Great. Thanks for taking the question here. Just one really for me. Obviously, we've gotten some activity data for PD-one CTLA-four bispecifics from a couple of different companies, including one that will come at ASCO. And I guess, for me, your question is, it's sort of it's early data sets.
But I mean, what are you going to what do we expect in terms of ultimate differentiation? I mean, one of the things that your excellular and your dose expansion studies is post PD-one patients. So I mean, it just is that one area where you kind of see your assets sort of being able to differentiate over some of these others that are sort of progressing through the clinic? Thanks.
Yes, I think our strategy is to look at both post PD-one patients in indications where PD-1s are established and look at other indications where there's a good biological hypothesis in particular for CTLA-four. We do hope that our design makes our molecule tolerable and easily combinable because of course there's always a desire to combine with whether it's chemo or targeted agents or what have you with these molecules and cancer combination therapy always ends up being something you look at. The differentiation, I think our molecule is designed to be truly as selective as possible for the double positive cells. And we'll see how that plays out both in terms of targeting and to get access to the tumor as well as in the the side of safety. But I think the data is far too early.

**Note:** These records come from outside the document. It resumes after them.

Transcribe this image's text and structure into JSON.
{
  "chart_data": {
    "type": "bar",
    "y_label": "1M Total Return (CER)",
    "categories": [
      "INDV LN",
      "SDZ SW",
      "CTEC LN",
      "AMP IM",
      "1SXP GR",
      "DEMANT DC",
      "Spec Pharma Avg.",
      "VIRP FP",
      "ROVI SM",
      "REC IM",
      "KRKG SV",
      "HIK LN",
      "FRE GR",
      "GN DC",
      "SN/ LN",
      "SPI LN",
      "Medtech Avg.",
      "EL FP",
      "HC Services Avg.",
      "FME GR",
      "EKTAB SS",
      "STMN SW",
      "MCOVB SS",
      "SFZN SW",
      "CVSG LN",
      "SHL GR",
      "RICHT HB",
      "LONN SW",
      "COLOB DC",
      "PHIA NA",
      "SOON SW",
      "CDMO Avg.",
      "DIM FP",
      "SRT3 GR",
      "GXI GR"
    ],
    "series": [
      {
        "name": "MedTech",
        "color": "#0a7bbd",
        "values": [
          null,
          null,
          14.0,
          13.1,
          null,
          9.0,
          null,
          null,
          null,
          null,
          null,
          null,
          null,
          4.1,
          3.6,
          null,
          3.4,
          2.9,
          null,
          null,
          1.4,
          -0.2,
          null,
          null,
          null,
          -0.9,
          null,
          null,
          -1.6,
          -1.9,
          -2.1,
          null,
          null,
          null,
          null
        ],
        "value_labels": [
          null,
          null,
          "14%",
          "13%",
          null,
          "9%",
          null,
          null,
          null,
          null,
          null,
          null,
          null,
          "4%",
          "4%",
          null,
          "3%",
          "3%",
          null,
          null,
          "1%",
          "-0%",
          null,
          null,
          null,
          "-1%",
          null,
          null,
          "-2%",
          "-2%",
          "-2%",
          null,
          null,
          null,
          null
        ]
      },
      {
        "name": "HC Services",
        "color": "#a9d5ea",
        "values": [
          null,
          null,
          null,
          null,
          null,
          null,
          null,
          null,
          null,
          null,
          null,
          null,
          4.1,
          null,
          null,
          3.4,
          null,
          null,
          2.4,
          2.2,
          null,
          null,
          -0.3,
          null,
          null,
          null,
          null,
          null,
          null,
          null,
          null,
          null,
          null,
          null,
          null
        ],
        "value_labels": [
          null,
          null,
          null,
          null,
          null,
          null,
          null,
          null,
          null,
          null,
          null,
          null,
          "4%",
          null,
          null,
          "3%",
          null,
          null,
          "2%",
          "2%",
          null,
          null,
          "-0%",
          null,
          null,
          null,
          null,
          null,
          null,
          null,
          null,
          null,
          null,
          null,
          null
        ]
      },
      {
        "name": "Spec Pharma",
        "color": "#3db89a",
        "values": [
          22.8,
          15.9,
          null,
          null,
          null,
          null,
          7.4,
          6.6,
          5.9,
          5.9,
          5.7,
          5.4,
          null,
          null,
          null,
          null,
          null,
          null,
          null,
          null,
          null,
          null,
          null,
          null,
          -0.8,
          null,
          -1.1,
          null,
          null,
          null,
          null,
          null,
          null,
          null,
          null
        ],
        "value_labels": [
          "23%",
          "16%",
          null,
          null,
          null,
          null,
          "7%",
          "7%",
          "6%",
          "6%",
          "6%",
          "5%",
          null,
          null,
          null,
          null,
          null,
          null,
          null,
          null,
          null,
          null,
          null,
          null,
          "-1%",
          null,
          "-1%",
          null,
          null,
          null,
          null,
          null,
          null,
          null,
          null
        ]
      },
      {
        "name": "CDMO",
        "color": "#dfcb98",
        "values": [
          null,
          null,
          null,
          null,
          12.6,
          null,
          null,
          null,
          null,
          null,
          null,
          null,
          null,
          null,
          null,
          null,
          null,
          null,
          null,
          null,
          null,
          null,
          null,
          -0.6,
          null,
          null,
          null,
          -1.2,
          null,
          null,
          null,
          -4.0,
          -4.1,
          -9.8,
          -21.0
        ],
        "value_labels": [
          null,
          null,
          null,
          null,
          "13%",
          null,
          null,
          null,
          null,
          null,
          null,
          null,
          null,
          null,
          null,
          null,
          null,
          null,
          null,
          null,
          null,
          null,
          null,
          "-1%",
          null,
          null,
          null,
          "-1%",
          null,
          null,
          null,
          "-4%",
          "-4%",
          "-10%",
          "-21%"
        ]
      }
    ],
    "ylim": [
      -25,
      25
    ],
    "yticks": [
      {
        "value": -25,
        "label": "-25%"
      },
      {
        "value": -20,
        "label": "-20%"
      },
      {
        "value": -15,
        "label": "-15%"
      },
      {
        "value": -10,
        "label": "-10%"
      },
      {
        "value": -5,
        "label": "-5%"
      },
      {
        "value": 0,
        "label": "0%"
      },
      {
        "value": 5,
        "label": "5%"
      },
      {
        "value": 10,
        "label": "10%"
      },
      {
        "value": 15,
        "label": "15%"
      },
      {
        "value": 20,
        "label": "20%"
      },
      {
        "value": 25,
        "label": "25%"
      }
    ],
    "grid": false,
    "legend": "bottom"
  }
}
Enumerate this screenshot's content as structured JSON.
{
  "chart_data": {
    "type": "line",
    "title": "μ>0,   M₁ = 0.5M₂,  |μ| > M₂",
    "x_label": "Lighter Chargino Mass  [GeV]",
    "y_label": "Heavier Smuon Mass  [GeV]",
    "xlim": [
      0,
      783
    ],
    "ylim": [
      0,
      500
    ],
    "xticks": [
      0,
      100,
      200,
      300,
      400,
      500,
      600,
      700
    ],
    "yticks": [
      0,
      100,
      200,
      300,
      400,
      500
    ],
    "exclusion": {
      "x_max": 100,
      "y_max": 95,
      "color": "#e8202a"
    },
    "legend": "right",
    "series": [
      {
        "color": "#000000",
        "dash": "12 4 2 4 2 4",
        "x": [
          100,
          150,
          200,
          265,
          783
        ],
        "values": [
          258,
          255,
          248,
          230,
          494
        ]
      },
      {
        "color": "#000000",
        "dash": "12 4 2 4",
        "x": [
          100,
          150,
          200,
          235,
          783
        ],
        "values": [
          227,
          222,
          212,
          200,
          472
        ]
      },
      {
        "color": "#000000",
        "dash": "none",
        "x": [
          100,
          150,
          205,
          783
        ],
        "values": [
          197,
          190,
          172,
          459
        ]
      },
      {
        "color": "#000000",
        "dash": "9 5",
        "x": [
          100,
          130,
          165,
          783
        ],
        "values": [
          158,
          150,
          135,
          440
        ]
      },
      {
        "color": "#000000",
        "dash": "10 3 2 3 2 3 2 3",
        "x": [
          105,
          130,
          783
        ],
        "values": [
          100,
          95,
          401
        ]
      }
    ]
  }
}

That's how we designed it to differentiate itself and we'll see how it all plays out over the next few quarters.
All right. Thank you.
Thank you.
And this does conclude today's question and answer session. I would now like to turn the conference call back to Basel Daghia for any closing remarks.
Well, I'd like to thank everybody very much for joining us today and also bearing through the multiple technical difficulties, including my being on mute for the first two minutes. Always more challenging when we are all remotely located like we are these days in COVID-nineteen. I look forward to catching up again and giving further updates on our progress throughout the year. And in the meantime, I hope everybody stays safe. Thank you.
Ladies and gentlemen, this concludes today's conference call. Thank you for participating. You may now disconnect.